Pyrmont and Ultimo in the federal Labor Party
For half a century after Federation, West Sydney – covering Pyrmont and Ultimo – was such a safe Labor seat that it was taken for granted. When he became Prime Minister, Billy Hughes ditched his opposition to CSR, and his wharfie clients, to wage war for Australia and the empire. Understandably, he moved to electorates more in sympathy with his evolving values.
William Lambert was elected to the West Sydney seat, but rarely troubled Hansard. When he lost pre-selection in 1928, he told tales of Labor Party corruption, leading to a Royal Commission. It was his last stand against a party in which the AWU had lost much of its influence.
Jack Beasley then represented West Sydney, but devoted the 1930s to factional warfare, allied to Jack Lang.
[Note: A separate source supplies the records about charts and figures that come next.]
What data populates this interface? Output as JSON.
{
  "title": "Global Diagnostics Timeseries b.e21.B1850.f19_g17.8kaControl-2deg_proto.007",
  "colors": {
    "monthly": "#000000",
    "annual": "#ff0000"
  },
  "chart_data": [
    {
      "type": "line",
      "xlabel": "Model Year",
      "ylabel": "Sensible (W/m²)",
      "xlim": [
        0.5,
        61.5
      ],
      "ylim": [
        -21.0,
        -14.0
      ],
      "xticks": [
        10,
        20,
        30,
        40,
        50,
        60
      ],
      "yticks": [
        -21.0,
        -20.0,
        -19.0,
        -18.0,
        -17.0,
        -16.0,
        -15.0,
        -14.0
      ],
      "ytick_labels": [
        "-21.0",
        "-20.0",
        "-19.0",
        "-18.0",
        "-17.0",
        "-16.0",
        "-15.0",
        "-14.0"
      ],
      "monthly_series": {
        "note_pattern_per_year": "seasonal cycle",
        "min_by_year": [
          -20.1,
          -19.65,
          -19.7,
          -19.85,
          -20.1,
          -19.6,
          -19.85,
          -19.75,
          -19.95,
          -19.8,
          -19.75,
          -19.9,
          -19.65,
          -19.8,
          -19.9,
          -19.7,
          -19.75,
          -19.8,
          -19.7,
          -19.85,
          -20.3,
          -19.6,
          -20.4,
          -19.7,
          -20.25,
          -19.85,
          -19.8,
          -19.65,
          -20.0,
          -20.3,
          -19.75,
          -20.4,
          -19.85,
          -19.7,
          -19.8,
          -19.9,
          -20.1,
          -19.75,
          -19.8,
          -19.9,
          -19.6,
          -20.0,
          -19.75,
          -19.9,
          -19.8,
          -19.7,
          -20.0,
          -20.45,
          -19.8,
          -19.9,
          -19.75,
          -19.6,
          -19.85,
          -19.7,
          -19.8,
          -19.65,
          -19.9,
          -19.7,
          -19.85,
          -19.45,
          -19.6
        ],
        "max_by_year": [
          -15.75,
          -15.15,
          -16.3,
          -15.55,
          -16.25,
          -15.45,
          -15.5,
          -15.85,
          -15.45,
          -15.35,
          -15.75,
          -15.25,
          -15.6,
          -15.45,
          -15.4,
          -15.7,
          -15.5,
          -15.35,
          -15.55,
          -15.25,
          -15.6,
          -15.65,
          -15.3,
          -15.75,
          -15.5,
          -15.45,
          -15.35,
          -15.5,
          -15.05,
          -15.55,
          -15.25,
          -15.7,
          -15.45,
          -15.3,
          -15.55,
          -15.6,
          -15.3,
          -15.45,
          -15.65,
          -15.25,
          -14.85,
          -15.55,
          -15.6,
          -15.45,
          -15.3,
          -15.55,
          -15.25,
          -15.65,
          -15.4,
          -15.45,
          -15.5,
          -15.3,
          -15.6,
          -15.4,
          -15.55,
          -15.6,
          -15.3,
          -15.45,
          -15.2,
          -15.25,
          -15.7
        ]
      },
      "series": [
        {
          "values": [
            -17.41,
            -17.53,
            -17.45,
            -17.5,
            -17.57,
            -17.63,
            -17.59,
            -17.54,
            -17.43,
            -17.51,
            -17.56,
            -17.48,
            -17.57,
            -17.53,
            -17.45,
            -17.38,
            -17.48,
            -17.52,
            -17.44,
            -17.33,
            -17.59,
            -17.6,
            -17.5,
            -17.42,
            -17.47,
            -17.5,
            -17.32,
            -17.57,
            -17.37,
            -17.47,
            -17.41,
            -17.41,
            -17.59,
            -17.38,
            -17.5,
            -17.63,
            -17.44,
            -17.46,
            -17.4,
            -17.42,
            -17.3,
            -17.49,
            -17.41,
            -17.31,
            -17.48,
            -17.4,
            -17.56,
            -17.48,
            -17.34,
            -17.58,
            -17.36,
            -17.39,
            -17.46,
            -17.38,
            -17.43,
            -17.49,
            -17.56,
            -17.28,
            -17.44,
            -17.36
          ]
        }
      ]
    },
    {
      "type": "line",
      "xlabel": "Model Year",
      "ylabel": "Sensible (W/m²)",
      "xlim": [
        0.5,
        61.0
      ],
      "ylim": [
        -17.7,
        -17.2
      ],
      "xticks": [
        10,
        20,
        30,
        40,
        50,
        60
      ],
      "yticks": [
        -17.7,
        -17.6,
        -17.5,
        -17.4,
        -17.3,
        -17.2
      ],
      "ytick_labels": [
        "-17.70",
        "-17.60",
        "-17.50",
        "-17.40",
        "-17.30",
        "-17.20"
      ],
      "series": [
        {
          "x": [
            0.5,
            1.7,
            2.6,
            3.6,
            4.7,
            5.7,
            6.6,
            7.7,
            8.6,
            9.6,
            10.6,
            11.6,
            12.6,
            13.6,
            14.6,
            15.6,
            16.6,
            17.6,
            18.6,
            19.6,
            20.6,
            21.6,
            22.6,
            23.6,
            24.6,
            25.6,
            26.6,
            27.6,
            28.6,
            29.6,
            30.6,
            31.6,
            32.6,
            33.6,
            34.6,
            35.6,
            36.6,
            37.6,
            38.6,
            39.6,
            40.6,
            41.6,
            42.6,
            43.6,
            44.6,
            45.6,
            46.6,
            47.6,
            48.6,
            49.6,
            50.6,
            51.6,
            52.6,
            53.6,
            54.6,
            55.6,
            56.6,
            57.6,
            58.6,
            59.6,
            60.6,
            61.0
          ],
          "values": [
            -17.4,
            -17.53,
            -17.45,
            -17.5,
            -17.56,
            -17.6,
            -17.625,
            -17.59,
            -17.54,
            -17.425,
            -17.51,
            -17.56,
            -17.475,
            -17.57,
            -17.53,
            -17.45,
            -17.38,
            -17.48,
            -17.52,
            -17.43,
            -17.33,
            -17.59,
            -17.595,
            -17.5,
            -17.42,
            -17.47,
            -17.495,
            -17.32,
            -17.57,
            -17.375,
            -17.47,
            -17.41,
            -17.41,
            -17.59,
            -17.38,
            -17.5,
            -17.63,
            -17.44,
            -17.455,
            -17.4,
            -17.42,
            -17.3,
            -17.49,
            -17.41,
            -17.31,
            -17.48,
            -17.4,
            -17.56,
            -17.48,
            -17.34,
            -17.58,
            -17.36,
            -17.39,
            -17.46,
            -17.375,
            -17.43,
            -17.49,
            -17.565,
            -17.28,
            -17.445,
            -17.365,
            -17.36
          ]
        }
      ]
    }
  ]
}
Briefly Charlie Hackett, Beasley and Armstrong created a splinter Non-Communist Labor Party. Only when Curtin led a reunited Labor Party did Beasley at last exercise his talents as a Minister.
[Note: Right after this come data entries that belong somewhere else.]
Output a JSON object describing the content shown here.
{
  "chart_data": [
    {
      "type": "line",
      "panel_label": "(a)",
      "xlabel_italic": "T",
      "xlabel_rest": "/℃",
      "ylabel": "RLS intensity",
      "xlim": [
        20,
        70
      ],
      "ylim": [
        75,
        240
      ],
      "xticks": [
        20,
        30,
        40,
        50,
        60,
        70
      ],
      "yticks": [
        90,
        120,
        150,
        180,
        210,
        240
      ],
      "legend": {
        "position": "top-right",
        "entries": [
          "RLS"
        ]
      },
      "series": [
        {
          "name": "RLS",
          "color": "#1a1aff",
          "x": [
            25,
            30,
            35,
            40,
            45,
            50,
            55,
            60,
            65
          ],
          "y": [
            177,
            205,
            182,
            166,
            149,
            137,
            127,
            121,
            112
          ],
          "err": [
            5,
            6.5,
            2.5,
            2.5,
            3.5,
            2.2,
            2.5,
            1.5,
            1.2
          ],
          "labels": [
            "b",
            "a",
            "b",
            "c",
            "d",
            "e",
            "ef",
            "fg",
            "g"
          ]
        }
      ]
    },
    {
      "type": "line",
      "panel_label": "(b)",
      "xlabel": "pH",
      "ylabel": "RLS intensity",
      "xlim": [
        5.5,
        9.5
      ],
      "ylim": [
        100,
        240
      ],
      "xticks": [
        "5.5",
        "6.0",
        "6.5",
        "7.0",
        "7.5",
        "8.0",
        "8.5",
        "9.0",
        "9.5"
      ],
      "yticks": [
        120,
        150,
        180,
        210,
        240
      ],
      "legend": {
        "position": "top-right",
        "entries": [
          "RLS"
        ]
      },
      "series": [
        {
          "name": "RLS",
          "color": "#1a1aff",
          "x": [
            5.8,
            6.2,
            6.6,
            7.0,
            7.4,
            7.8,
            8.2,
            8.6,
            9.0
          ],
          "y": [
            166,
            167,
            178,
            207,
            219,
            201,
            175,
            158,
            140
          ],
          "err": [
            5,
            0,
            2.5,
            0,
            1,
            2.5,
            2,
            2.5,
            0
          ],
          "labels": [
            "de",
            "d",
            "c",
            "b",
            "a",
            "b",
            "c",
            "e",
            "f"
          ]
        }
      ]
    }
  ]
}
Beasley was followed by William O’Çonnor, a taciturn AWU organiser, who (in 1949) moved quietly to another safe seat. The last member for West Sydney before it was abolished in 1949 was Dan Minogue, a salesman and publican. If he made a mark, it has been erased.
John Ignatius Armstrong was Senator from 1938 to 1962, when he was out-manoeuvred by factional opponents. Curiously, he was the second Pyrmont lad, after Beasley, to end his public career in the unlikely role of High Commissioner to the Court of Saint James.